Father, everyday, clock



My father had a small shop. When I finished elementary school (it wasn’t elementary school at the time), I went there and ate. I also took a nap in the corner of the store. When the time came, the wall clock would sound’Ding~ Ding~ Ding’.

Just as my brother and I travel back and forth between home and school, my father also went to and from home and shop. It was like Sisyphus rolling a stone.

One day, I moved to the third floor house. The third floor was a house and the first floor was a shop. The house and store are very close. But life hasn’t changed. Father had breakfast and went down to the first floor. For lunch, I ate rice on the third floor. When the store closed in the evening, I went up to the third floor again. There was only vertical movement from floor to floor.

The only day of horizontal movement was Sunday. I went hiking once a month. On days without mountain climbing, I took a walk along the health road. The clothes were the same every time. A mountaineering suit that is more than 10 years old and an old mountaineering hat.

In 2015, my father was sick. If you were careful and well maintained, you could be in control. With the help of my mother, I managed food and took a gas tank class provided by the city.

The illness intensified in 2019. I tried again at a large hospital. late. A few days later, my father could no longer walk. We had my father in a nursing hospital. His eyes were bleak.

Mother took the bus every day to the nursing hospital. I took fruits, vitamins, olive oil, and medicine. After having a chat, I came home in time for the next bus. After seeing my mother off, my father was lying all day long. I brushed my teeth after breakfast, brushed my teeth after lunch, and brushed my teeth after dinner. He said he couldn’t sleep well at night because he was lying all day long.

When the coronavirus outbreak broke out, the hospital banned visiting. Mother delivers the goods at the hospital door and returns. Talk to me over the phone. One day I made a phone call, and the cuckoo clock cried. The cuckoo clock with us from the first day we moved. Cuckoo, cuckoo, cuckoo. The sound made my father cry. I hung up the phone and my mother cried like a cicada.

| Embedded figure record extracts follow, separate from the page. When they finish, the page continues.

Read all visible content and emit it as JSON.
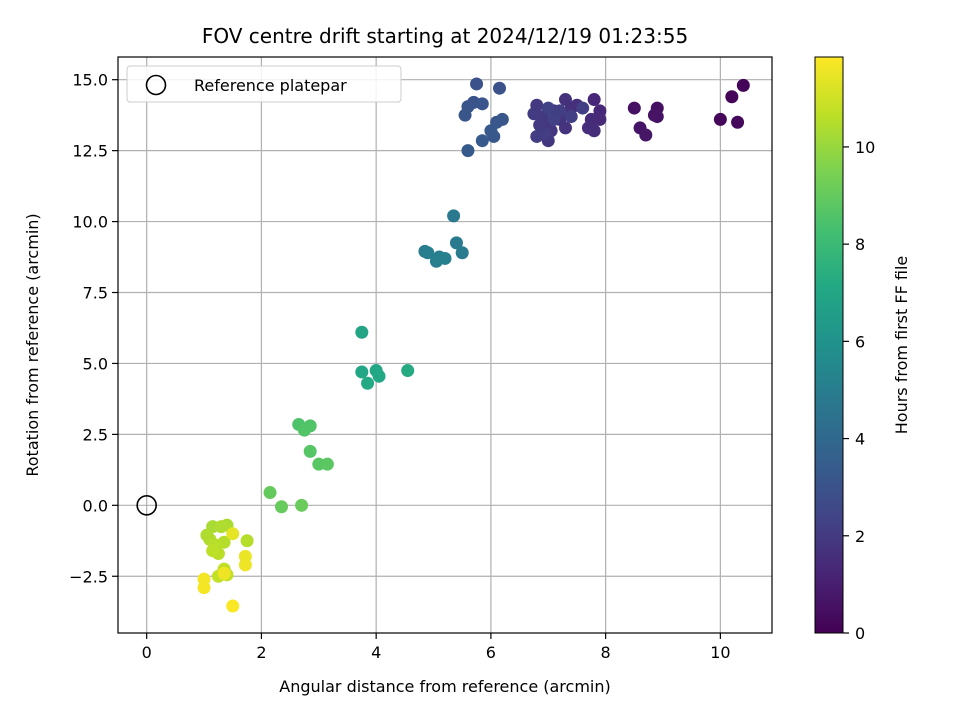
{
  "chart_data": {
    "type": "scatter",
    "title": "FOV centre drift starting at 2024/12/19 01:23:55",
    "xlabel": "Angular distance from reference (arcmin)",
    "ylabel": "Rotation from reference (arcmin)",
    "xlim": [
      -0.5,
      10.9
    ],
    "ylim": [
      -4.5,
      15.8
    ],
    "xticks": [
      0,
      2,
      4,
      6,
      8,
      10
    ],
    "yticks": [
      -2.5,
      0.0,
      2.5,
      5.0,
      7.5,
      10.0,
      12.5,
      15.0
    ],
    "xtick_labels": [
      "0",
      "2",
      "4",
      "6",
      "8",
      "10"
    ],
    "ytick_labels": [
      "−2.5",
      "0.0",
      "2.5",
      "5.0",
      "7.5",
      "10.0",
      "12.5",
      "15.0"
    ],
    "grid": true,
    "colormap": "viridis",
    "colorbar": {
      "label": "Hours from first FF file",
      "range": [
        0,
        11.85
      ],
      "ticks": [
        0,
        2,
        4,
        6,
        8,
        10
      ],
      "tick_labels": [
        "0",
        "2",
        "4",
        "6",
        "8",
        "10"
      ]
    },
    "reference": {
      "label": "Reference platepar",
      "x": 0,
      "y": 0
    },
    "legend_position": "top-left",
    "points": [
      {
        "x": 10.4,
        "y": 14.8,
        "t": 0.1
      },
      {
        "x": 10.2,
        "y": 14.4,
        "t": 0.15
      },
      {
        "x": 10.0,
        "y": 13.6,
        "t": 0.2
      },
      {
        "x": 10.3,
        "y": 13.5,
        "t": 0.25
      },
      {
        "x": 8.9,
        "y": 14.0,
        "t": 0.5
      },
      {
        "x": 8.5,
        "y": 14.0,
        "t": 0.55
      },
      {
        "x": 8.9,
        "y": 13.7,
        "t": 0.6
      },
      {
        "x": 8.85,
        "y": 13.75,
        "t": 0.62
      },
      {
        "x": 8.6,
        "y": 13.3,
        "t": 0.65
      },
      {
        "x": 8.7,
        "y": 13.05,
        "t": 0.7
      },
      {
        "x": 7.9,
        "y": 13.9,
        "t": 1.3
      },
      {
        "x": 7.8,
        "y": 14.3,
        "t": 1.3
      },
      {
        "x": 7.9,
        "y": 13.6,
        "t": 1.4
      },
      {
        "x": 7.75,
        "y": 13.6,
        "t": 1.45
      },
      {
        "x": 7.8,
        "y": 13.2,
        "t": 1.5
      },
      {
        "x": 7.7,
        "y": 13.3,
        "t": 1.55
      },
      {
        "x": 7.5,
        "y": 14.1,
        "t": 1.6
      },
      {
        "x": 7.4,
        "y": 14.0,
        "t": 1.6
      },
      {
        "x": 7.3,
        "y": 14.3,
        "t": 1.65
      },
      {
        "x": 7.35,
        "y": 13.8,
        "t": 1.7
      },
      {
        "x": 7.2,
        "y": 13.6,
        "t": 1.75
      },
      {
        "x": 7.3,
        "y": 13.3,
        "t": 1.75
      },
      {
        "x": 7.1,
        "y": 13.9,
        "t": 1.8
      },
      {
        "x": 7.0,
        "y": 13.5,
        "t": 1.85
      },
      {
        "x": 7.05,
        "y": 13.2,
        "t": 1.9
      },
      {
        "x": 7.0,
        "y": 12.85,
        "t": 1.9
      },
      {
        "x": 6.9,
        "y": 13.7,
        "t": 1.95
      },
      {
        "x": 6.85,
        "y": 13.4,
        "t": 2.0
      },
      {
        "x": 6.8,
        "y": 14.1,
        "t": 2.0
      },
      {
        "x": 6.75,
        "y": 13.8,
        "t": 2.05
      },
      {
        "x": 6.8,
        "y": 13.0,
        "t": 2.1
      },
      {
        "x": 6.95,
        "y": 13.1,
        "t": 2.1
      },
      {
        "x": 7.2,
        "y": 13.9,
        "t": 2.15
      },
      {
        "x": 7.4,
        "y": 13.7,
        "t": 2.2
      },
      {
        "x": 7.6,
        "y": 14.0,
        "t": 2.2
      },
      {
        "x": 7.1,
        "y": 13.6,
        "t": 2.25
      },
      {
        "x": 7.0,
        "y": 14.0,
        "t": 2.3
      },
      {
        "x": 5.75,
        "y": 14.85,
        "t": 3.0
      },
      {
        "x": 6.15,
        "y": 14.7,
        "t": 3.0
      },
      {
        "x": 5.7,
        "y": 14.2,
        "t": 3.05
      },
      {
        "x": 5.6,
        "y": 14.05,
        "t": 3.1
      },
      {
        "x": 5.85,
        "y": 14.15,
        "t": 3.1
      },
      {
        "x": 5.55,
        "y": 13.75,
        "t": 3.15
      },
      {
        "x": 6.2,
        "y": 13.6,
        "t": 3.2
      },
      {
        "x": 6.1,
        "y": 13.5,
        "t": 3.2
      },
      {
        "x": 6.0,
        "y": 13.2,
        "t": 3.25
      },
      {
        "x": 6.05,
        "y": 13.0,
        "t": 3.25
      },
      {
        "x": 5.85,
        "y": 12.85,
        "t": 3.3
      },
      {
        "x": 5.6,
        "y": 12.5,
        "t": 3.35
      },
      {
        "x": 5.35,
        "y": 10.2,
        "t": 4.8
      },
      {
        "x": 5.4,
        "y": 9.25,
        "t": 4.85
      },
      {
        "x": 5.5,
        "y": 8.9,
        "t": 4.9
      },
      {
        "x": 4.85,
        "y": 8.95,
        "t": 4.95
      },
      {
        "x": 4.9,
        "y": 8.9,
        "t": 5.0
      },
      {
        "x": 5.05,
        "y": 8.6,
        "t": 5.0
      },
      {
        "x": 5.1,
        "y": 8.75,
        "t": 5.05
      },
      {
        "x": 5.2,
        "y": 8.7,
        "t": 5.1
      },
      {
        "x": 3.75,
        "y": 6.1,
        "t": 6.9
      },
      {
        "x": 3.75,
        "y": 4.7,
        "t": 7.0
      },
      {
        "x": 4.0,
        "y": 4.75,
        "t": 7.05
      },
      {
        "x": 4.05,
        "y": 4.55,
        "t": 7.1
      },
      {
        "x": 3.85,
        "y": 4.3,
        "t": 7.15
      },
      {
        "x": 4.55,
        "y": 4.75,
        "t": 7.2
      },
      {
        "x": 2.65,
        "y": 2.85,
        "t": 8.5
      },
      {
        "x": 2.85,
        "y": 2.8,
        "t": 8.55
      },
      {
        "x": 2.75,
        "y": 2.65,
        "t": 8.6
      },
      {
        "x": 2.85,
        "y": 1.9,
        "t": 8.7
      },
      {
        "x": 3.0,
        "y": 1.45,
        "t": 8.75
      },
      {
        "x": 3.15,
        "y": 1.45,
        "t": 8.8
      },
      {
        "x": 2.15,
        "y": 0.45,
        "t": 9.0
      },
      {
        "x": 2.35,
        "y": -0.05,
        "t": 9.05
      },
      {
        "x": 2.7,
        "y": 0.0,
        "t": 9.1
      },
      {
        "x": 1.15,
        "y": -0.75,
        "t": 10.3
      },
      {
        "x": 1.4,
        "y": -0.7,
        "t": 10.35
      },
      {
        "x": 1.05,
        "y": -1.05,
        "t": 10.4
      },
      {
        "x": 1.3,
        "y": -0.75,
        "t": 10.4
      },
      {
        "x": 1.1,
        "y": -1.2,
        "t": 10.45
      },
      {
        "x": 1.35,
        "y": -1.3,
        "t": 10.5
      },
      {
        "x": 1.75,
        "y": -1.25,
        "t": 10.5
      },
      {
        "x": 1.2,
        "y": -1.4,
        "t": 10.55
      },
      {
        "x": 1.25,
        "y": -1.7,
        "t": 10.6
      },
      {
        "x": 1.15,
        "y": -1.6,
        "t": 10.65
      },
      {
        "x": 1.35,
        "y": -2.25,
        "t": 10.7
      },
      {
        "x": 1.25,
        "y": -2.5,
        "t": 10.75
      },
      {
        "x": 1.4,
        "y": -2.45,
        "t": 10.8
      },
      {
        "x": 1.5,
        "y": -1.0,
        "t": 11.4
      },
      {
        "x": 1.72,
        "y": -1.8,
        "t": 11.5
      },
      {
        "x": 1.72,
        "y": -2.1,
        "t": 11.55
      },
      {
        "x": 1.35,
        "y": -2.4,
        "t": 11.6
      },
      {
        "x": 1.0,
        "y": -2.6,
        "t": 11.65
      },
      {
        "x": 1.0,
        "y": -2.9,
        "t": 11.7
      },
      {
        "x": 1.5,
        "y": -3.55,
        "t": 11.8
      }
    ]
  }
}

When the cuckoo cries at 9 o’clock, he went to the store, ate lunch at the cuckoo at 1 o’clock, and returned home to the cuckoo at 6 o’clock. Now, in a hospital without cuckoos, you cannot go to work or go home.

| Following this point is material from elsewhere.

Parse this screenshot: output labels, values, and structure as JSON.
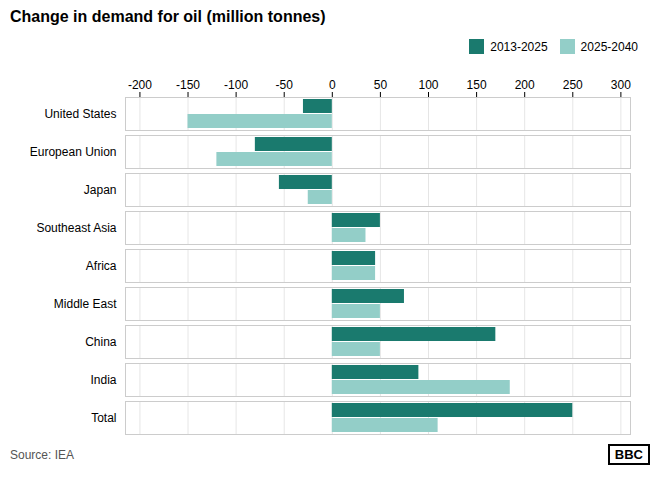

Said the father. “It would be great if I could walk again.” It would be great if I could get out of bed, sit at the table, go to the bathroom, go down the stairs, sit in a chair, and go to bed again. It would be great if I could go back to my flat and monotonous routine.

Who said. “Today I let go of it in vain was the tomorrow someone so longed for.” The daily life that I took for granted is not natural. Neither I nor you.